Als einige Tage verstrichen waren, sagte der Dummkopf: »Na, liebe Brüderlein, jetzt wollen wir doch einmal in unsere kleinen Wohnspeicher gehen und nachsehen, was ein jeder von uns hat.« Die klugen Brüder sagen: »Gehen wir!« Sie gingen hin. Zuerst nahm der älteste Bruder einen Schlegel, schlug damit - bums! - gegen die Ecke seines Speicherhäuschens: da antwortete innen das Geraschel der Bastschuhe.

Sie gingen zum zweiten: bei dem war es ebenso. Sie gingen zum Speicherhäuschen des Dummen und lachten. Die klugen Brüder sagen: »Was wird da von den leeren Wänden für ein Ton kommen?« Der Dummkopf ergriff den Schlegel, krach! - schlug er wuchtig gegen die Ecke seines Speicherhäuschens - und da fingen die Mädchen an zu singen, die Rosse zu wiehern, dass es lieblich anzuhören war! Die Brüder bedrängten ihn mit Bitten, ihnen doch zu zeigen, was da drinnen ist. Er wollte es ihnen anfänglich nicht zeigen, aber als sie ihn gar so sehr baten, zeigte er es ihnen.

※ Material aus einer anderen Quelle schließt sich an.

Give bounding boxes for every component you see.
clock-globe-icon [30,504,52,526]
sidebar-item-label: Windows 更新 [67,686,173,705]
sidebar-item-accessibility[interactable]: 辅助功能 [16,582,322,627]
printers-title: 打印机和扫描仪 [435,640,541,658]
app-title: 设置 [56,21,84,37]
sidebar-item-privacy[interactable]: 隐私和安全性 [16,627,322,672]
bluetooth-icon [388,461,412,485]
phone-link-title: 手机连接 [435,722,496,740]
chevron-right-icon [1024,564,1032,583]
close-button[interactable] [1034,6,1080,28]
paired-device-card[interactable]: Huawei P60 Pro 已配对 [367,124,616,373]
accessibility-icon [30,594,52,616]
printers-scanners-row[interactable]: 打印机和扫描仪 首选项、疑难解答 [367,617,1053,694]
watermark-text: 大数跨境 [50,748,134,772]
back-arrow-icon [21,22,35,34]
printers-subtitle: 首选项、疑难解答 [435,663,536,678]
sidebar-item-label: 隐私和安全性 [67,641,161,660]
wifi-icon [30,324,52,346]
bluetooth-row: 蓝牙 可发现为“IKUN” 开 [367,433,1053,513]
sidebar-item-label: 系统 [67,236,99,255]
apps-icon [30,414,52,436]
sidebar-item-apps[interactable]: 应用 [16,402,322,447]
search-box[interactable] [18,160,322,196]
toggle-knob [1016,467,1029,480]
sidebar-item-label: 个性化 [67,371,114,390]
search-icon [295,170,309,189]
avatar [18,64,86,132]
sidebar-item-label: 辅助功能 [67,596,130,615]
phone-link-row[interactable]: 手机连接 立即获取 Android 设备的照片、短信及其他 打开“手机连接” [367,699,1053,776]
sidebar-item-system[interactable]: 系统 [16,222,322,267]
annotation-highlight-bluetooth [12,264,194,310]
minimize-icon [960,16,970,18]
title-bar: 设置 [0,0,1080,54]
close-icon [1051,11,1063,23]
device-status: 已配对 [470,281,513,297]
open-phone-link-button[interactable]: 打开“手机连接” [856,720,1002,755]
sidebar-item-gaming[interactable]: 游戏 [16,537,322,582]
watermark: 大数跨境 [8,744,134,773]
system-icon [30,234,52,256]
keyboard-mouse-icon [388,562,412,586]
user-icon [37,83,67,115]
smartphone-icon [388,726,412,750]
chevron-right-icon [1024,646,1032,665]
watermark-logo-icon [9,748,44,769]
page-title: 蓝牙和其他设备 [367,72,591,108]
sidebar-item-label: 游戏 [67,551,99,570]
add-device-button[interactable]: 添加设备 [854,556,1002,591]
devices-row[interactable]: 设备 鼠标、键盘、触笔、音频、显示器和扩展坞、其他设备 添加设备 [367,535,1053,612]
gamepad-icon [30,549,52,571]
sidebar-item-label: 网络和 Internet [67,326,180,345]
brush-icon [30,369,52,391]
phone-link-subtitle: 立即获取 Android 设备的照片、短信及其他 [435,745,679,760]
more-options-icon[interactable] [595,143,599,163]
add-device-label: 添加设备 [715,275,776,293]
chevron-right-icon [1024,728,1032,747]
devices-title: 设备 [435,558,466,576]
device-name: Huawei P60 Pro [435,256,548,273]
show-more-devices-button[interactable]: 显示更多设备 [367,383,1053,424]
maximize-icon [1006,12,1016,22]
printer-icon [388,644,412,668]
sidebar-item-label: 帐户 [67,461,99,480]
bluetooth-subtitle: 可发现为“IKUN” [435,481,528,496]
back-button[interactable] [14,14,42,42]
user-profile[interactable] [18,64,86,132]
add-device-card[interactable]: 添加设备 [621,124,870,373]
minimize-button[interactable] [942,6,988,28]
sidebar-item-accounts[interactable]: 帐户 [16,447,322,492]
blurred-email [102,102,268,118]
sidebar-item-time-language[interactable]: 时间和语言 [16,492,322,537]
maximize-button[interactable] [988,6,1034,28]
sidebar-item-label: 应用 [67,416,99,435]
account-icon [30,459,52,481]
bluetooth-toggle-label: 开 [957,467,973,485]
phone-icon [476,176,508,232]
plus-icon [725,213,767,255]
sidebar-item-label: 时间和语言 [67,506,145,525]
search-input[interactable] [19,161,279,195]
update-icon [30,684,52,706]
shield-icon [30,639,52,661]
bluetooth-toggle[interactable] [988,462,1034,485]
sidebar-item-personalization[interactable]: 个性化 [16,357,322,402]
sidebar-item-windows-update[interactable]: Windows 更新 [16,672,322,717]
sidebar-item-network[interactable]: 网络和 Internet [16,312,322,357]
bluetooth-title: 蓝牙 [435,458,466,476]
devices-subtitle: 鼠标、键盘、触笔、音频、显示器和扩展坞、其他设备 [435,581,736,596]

Die klugen Brüder schauten und schauten, mit hängender Zunge, mit abstehenden Ohren, und sagen: »Bruder, für dich allein sind drei doch zu viel. Besser, wir teilen sie unter uns! Wir werden dir ein paar Dutzend Bastschuhe geben, und du gibst jedem von uns ein Mädchen. Danach können wir wieder leben wie früher.« Der Dummkopf war damit einverstanden, er bekam einige Dutzend Paare Bastschuhe und heiratete das jüngste Mädchen, und die klugen Brüder heirateten die beiden älteren. Sie luden zur Hochzeit auch die ehemaligen Bräutigame der Mädchen ein. Der Dummkopf hatte sich einen angetrunken und tanzte und tanzte, dass er beim Tanzen alle Bastschuhe zerriss!